Integrative approaches have been particularly useful in the functional characterization of mitochondria [
11]. In addition to producing the majority of cellular ATP through respiration, this organelle plays a central role in metabolism, ion storage, oxidative stress management, signal transduction, antiviral response, and apoptosis [
12,
13]. Due to the diverse and fundamental nature of these processes, mitochondrial dysfunction can impair multiple organ systems [
14]. Mitochondrial diseases primarily affect tissues with high energy requirements (e.g., central nervous system, muscle, liver) [
13,
15], and include myopathies, dystrophies, and neurodegenerative disorders. (Mitochondrial disease descriptions can be found on the United Mitochondrial Disease Foundation website
www.umdf.org as well as in the OMIM database [
4].) The frequency of mitochondrial diseases is significantly higher than expected based on the estimated number of protein components [
15]. Mitochondrial diseases follow either maternal, Mendelian, or complex inheritance since some proteins (13 in human) are encoded by the mitochondrial genome, while the vast majority are nuclear-encoded [
14,
16]. For all of these reasons, it is believed that many diseases with an unknown molecular basis are mitochondrial [
12,
17].
The identification of mitochondrial disease genes is limited by the insufficient characterization of the mitochondrial proteome. To date, only half the 1500 proteins expected to localize within human mitochondria have been identified [
16,
18]. Since mitochondrial and cellular functions are tightly integrated, a full characterization of mitochondria requires complementing this set with extraorganellar proteins involved in, for example, mitochondrial transcriptional regulation, biogenesis, metabolic branches, and signalling.
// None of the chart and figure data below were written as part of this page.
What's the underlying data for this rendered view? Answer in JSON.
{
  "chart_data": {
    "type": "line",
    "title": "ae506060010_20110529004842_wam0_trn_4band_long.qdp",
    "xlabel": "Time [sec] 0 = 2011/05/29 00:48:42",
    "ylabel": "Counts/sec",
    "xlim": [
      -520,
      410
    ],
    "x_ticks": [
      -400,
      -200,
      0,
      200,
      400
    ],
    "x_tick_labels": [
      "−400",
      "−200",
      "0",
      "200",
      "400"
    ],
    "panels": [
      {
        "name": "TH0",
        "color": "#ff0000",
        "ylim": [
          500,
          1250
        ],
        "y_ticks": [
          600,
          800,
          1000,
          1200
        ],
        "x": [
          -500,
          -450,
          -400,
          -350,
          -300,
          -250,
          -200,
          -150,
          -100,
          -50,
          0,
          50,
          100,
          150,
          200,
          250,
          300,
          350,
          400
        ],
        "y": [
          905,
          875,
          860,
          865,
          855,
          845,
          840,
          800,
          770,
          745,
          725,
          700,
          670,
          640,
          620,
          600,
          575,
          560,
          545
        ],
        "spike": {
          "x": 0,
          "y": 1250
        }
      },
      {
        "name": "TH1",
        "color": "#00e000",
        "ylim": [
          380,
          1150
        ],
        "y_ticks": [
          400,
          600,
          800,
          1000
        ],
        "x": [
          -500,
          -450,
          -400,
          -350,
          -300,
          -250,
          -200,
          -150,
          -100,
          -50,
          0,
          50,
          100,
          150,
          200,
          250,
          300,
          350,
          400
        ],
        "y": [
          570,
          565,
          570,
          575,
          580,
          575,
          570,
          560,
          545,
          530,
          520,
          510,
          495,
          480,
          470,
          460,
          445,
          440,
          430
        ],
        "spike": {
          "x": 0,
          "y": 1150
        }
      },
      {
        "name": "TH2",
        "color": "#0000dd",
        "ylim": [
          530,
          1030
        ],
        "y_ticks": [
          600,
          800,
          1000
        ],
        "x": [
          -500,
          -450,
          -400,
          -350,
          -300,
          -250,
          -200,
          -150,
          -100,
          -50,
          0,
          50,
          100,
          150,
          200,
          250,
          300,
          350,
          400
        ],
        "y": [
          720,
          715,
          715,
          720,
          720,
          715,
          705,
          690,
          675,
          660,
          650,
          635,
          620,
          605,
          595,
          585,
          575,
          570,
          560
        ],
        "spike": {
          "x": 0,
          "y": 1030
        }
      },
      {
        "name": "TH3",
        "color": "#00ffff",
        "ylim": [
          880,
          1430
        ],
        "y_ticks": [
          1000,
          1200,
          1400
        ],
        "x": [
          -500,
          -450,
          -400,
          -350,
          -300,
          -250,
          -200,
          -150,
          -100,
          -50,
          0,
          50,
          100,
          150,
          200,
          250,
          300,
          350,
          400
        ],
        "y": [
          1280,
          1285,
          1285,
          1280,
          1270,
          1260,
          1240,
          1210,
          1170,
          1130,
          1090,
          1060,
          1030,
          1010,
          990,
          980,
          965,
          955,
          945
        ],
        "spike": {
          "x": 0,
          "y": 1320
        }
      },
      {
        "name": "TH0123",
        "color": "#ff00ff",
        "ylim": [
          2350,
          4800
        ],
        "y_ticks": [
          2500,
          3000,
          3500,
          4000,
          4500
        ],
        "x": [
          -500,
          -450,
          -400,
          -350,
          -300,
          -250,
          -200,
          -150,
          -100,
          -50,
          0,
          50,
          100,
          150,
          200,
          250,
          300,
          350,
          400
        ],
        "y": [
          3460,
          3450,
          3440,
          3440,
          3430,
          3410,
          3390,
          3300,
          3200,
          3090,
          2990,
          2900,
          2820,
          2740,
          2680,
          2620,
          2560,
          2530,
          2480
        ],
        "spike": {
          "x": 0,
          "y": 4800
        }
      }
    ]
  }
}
Systematic approaches have been directed at identifying these components (i.e., predicting “parts lists”) [
18–
20], generating interaction networks [
21], and developing mathematical models [
22]. Several catalogs of mitochondrial genes have been predicted (): the most comprehensive of these is the MitoP2 database, generated using data integration techniques [
16].
| Table 1Mitochondrial Parts-List Databases |
By predicting genes involved in mitochondrial function, data integration techniques have proven successful at prioritizing candidate mitochondrial disease genes. For example, a screen of multiple parameters in the
Saccharomyces cerevisiae deletion collection identified 466 genes whose deletion impairs respiration. The high conservation of yeast and human mitochondria allowed these genes to be mapped to their human counterparts and prioritized as mitochondrial disease candidates [
24]. Another study on Leigh syndrome (a cytochrome c oxidase deficiency) integrated RNA and protein expression data to select
LRPPRC as the top candidate in the disease locus. Mutations discovered in this gene confirmed its causative role in the disease [
27]. A later integration of eight datasets established that mutations in
MPV17 cause an infantile mitochondrial DNA depletion disorder, despite the gene’s previous peroxisomal annotation [
19,
28]. Such success stories illustrate the power of integrative genomics.
In this report, we explain how data integration approaches are used to prioritize candidate genes according to mitochondrial function. We describe various datasets that can be used to determine mitochondrial function, compare data integration strategies, and present applications of computational network models.